There is no crackle on the line to Glenn Close. No echo or delay. No hiss or interference. “Yes! I can hear you! I can hear you fine!” She sounds almost alarmingly near, sat in her flat on Central Park West, New York. Not boomy, exactly, but big on crisp diction (it was she they called to dub Andie MacDowell’s duff twangs on Greystoke: The Legend of Tarzan, Lord of the Apes). “It’s a little bit of a chilly day here, but all the blossoms are out, all the trees are blooming. It’s raining there? Oh dear.”
Close is all about the good connection. On Lively Licks, the dog blog she co-authors with her terriers Jake and Bill (they share the byline), along with the celebrity questions and answers, and the serious reads on Puppies Behind Bars, Close herself offers counsel to concerned mutt-lovers. “Betty Wigglesworth must continue to sleep with you, especially now that she is getting older,” she advises one. To another: “The important thing to remember when cleaning up an accident is to use a cleaning product that removes all the odor.”
Close opens up (there’s candid snaps, shaggy stories) and she reaches out. “Thanks for asking,” she tells a reader who inquires as to Jake and Bill’s favorite toy (squeaky monkey). “Thanks for writing” is her sign-off to Barbara, whose molt woes might, she thinks, be alleviated by a “fantastic de-shedding tool” called the Furminator.
“People desperately need connection. There’s a danger now of getting further and further away from two human eyes looking into two human eyes. The thing that I love is that we have evolved to be empathetic. We have these neurons called mirror neurons, which reflect what you see in other people’s faces. But now people think communication is texting and tweeting. On TV, too, you see something horrific on the news and then you go to an ad and then to something else and it becomes this amorphous jangle.”
She laughs abruptly, then continues. “It’s an emotional disconnect. Movies are so powerful because you get this big screen with a close-up and you basically are being connected to another human being. It’s as powerful as looking into a live human face. And that’s something shared with no other art form.”
Her new film flirts with withheld eye contact. It teases the audience with a lead whose extreme self-effacement presents something of an empathy test. “The biggest challenge for me was: how much do you show in her face? Because she’s so used to having nothing there.”
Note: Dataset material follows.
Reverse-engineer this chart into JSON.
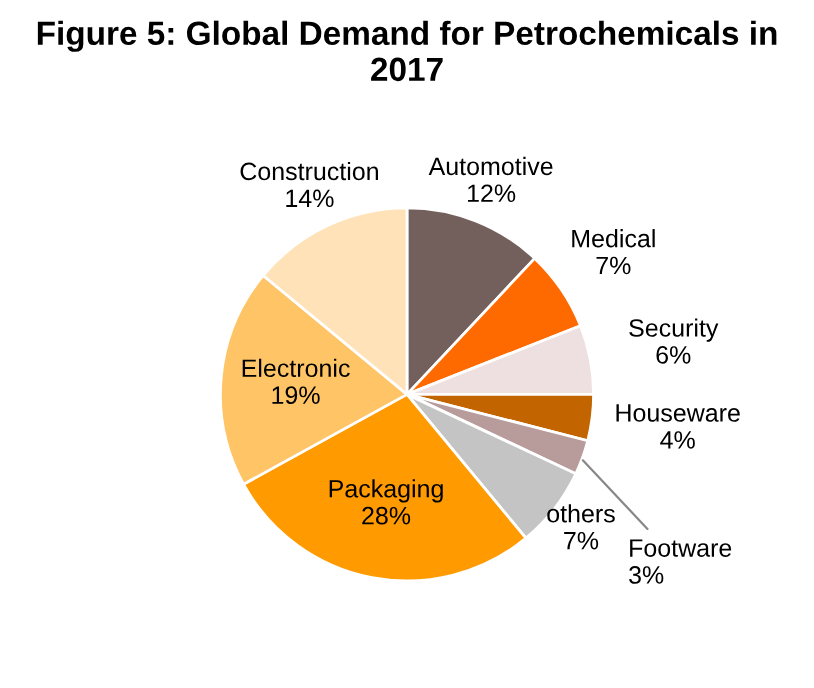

Albert Nobbs is based on an 1895 novella by George Moore, via a 1982 stage production in which Close also starred. It’s the story of a taciturn butler in a Dublin hotel who just happens to be — not really a spoiler, this — a woman. Albert’s cover is blown when a flea invades her corset the one night she is forced to share digs with a strapping decorator, Hubert. But as luck would have it, Hubert, too, turns out to have a feminine secret — Janet McTeer’s bosomy reveal, puffing proudly on a cig, has picked up something of a cult following.
Once content melting into the wallpaper and squirreling shillings beneath the floorboards, Albert is inspired to try to replicate Hubert’s domestic setup, complete with seaside cottage and even a wife. Problem is, Albert is a naif, an orphan who went into disguise at 14 partly to fend off further sexual assault, partly to find work. Her pursuit of Mia Wasikowska’s perky housemaid (herself smitten with Aaron Johnson’s boiler boy) looks unlikely to pan out as planned. Typical date chat: “I think you are the strangest man I ever met.”